Flavio Ermini da “Il poeta”

«Vedi, io salgo, vedi, io cado, sono un altro, non un altro», fa segno Celan.

Mi metto sulle orme di quel movimento che precede la parola, in un protendermi “verso”, un protendere che interpella e invita.

L’evento silenzioso dell’origine: non si tratta di violarlo, ma di custodirlo in forma di parola, nella parola stessa. Perché ciò accada, a ogni parola va imposto di separarsi dal senso che le preesiste.

È vero che l’origine si configura come effetto di un gesto che la precede. Credo che sin da ora io possa parlare a questo proposito di sradicamento, lacerazione, scissione.

Si tratta di interrompere la relazione che abitualmente intrattengo con la parola. Tale sacrificio pone fine ai legami abituali, per creare quel vuoto che consentirà l’inaugurazione di un nuovo senso.

Certifica Luzi: «Da segno convenzionale a parola che dice, questo è l’itinerario della scrittura poetica». Senza dimenticare che a sua volta il segno convenzionale ha le sue radici nella parola che dice.

Mi domando: è ancora pensabile l’autonomia del sensibile rispetto all’intelligibile? è lecito che i sensi facciano a modo loro?

Non soltanto un altro occhio, capace di vedere il nascosto, ma anche un’altra lingua, in grado di dire l’inespresso, lasciandolo esprimere.

L’esperienza poetica è una caduta esistenzale nel pensiero prelogico, una discesa verso il cerchio oscuro della «monoocularità delle origini», come scrive Benn, e delle «polifemie» della creazione.
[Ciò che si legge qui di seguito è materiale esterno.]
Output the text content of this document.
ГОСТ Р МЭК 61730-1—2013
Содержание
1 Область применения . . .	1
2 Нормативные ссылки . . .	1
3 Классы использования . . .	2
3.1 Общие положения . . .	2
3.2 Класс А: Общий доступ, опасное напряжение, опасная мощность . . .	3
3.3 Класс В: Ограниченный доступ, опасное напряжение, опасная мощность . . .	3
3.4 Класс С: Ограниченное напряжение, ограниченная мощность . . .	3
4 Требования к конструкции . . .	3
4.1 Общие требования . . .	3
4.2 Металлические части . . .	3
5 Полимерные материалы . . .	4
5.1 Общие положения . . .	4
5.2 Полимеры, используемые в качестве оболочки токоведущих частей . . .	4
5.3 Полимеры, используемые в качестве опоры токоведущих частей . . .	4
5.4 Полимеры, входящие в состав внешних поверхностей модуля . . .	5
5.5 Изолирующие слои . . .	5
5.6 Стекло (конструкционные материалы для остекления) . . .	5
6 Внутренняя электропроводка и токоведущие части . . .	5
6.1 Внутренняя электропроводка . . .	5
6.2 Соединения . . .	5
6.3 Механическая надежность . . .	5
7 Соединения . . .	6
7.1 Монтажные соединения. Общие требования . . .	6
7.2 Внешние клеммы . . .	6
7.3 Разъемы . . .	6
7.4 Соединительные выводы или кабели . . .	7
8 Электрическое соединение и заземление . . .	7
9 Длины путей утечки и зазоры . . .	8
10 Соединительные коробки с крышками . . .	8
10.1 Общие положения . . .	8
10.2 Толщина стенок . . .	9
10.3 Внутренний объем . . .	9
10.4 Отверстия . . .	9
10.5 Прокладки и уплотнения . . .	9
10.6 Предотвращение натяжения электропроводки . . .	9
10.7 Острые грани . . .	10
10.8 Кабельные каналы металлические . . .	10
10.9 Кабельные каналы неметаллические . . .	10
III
(Il poeta è un tenace e irridente scrutatore della condizione umana, della quale documenta con meticolosità la lenta dissoluzione. Il fiume delle sue considerazioni è un intreccio di molti rami, con furiose rapide e vortici. Le risultanze della sua ricerca portano a un grido. Quel grido che i frequentatori della disperazione umana e della follia come Munch, Hölderlin, Nietzsche, Van Gogh non hanno smesso di ricordarci nelle loro opere.)

Pensavo anche a quel frammento di Eraclito: «Quando la sua vita è spenta, nella notte accende una luce a se stesso; e vivo è a contatto col morto, e desto è a contatto col dormente».

L’esperienza del limite: l’origine, uguale a zero (penso al Significato delle tragedie di Hölderlin). Per poi esporsi all’Altro (penso a Edipo il Tiranno di Sofocle).

Sono quello che scrive e sovverte se stesso scrivendo. Come annota Foucault: «Quando scrivo, lo faccio soprattutto per cambiare me stesso e non pensare più la stessa cosa di prima».

Invitato a essere quello che scrivo, eccomi qui. L’avvertimento mi è giunto: se cerchi la poesia fuori di te, voltandoti la perderai.

Quando non sono io a pensare, qualcosa emerge in me pensante come uno sviluppo che a un certo punto si estende sino a me…

Dico ascoltando; in un riudire che porta a parola l’inespresso.

Qui il senso non è mai pienamente presente, ma si dà come differimento continuo, traccia. Siamo o non siamo all’origine di un evento?

L’uomo può avanzare, scrive Benn, «fino a quelle sfere dove nella totalità stanno antichissime sfingi».

In questo viaggio a ritroso c’è il senso della tradizione autentica: quella tradizione che risale all’infinito verso il luogo dell’origine, ripercorrendo quell’itinerario che l’umanità ha già compiuto e che si arresta di tanto in tanto per ascoltare le voci che hanno parlato prima di me, di noi.

«Tu e tu, voi dovete rimanere», intima Celan.

Estratto da Flavio Ermini, Il moto apparente del sole, Bergamo, Moretti&Vitali, 2006.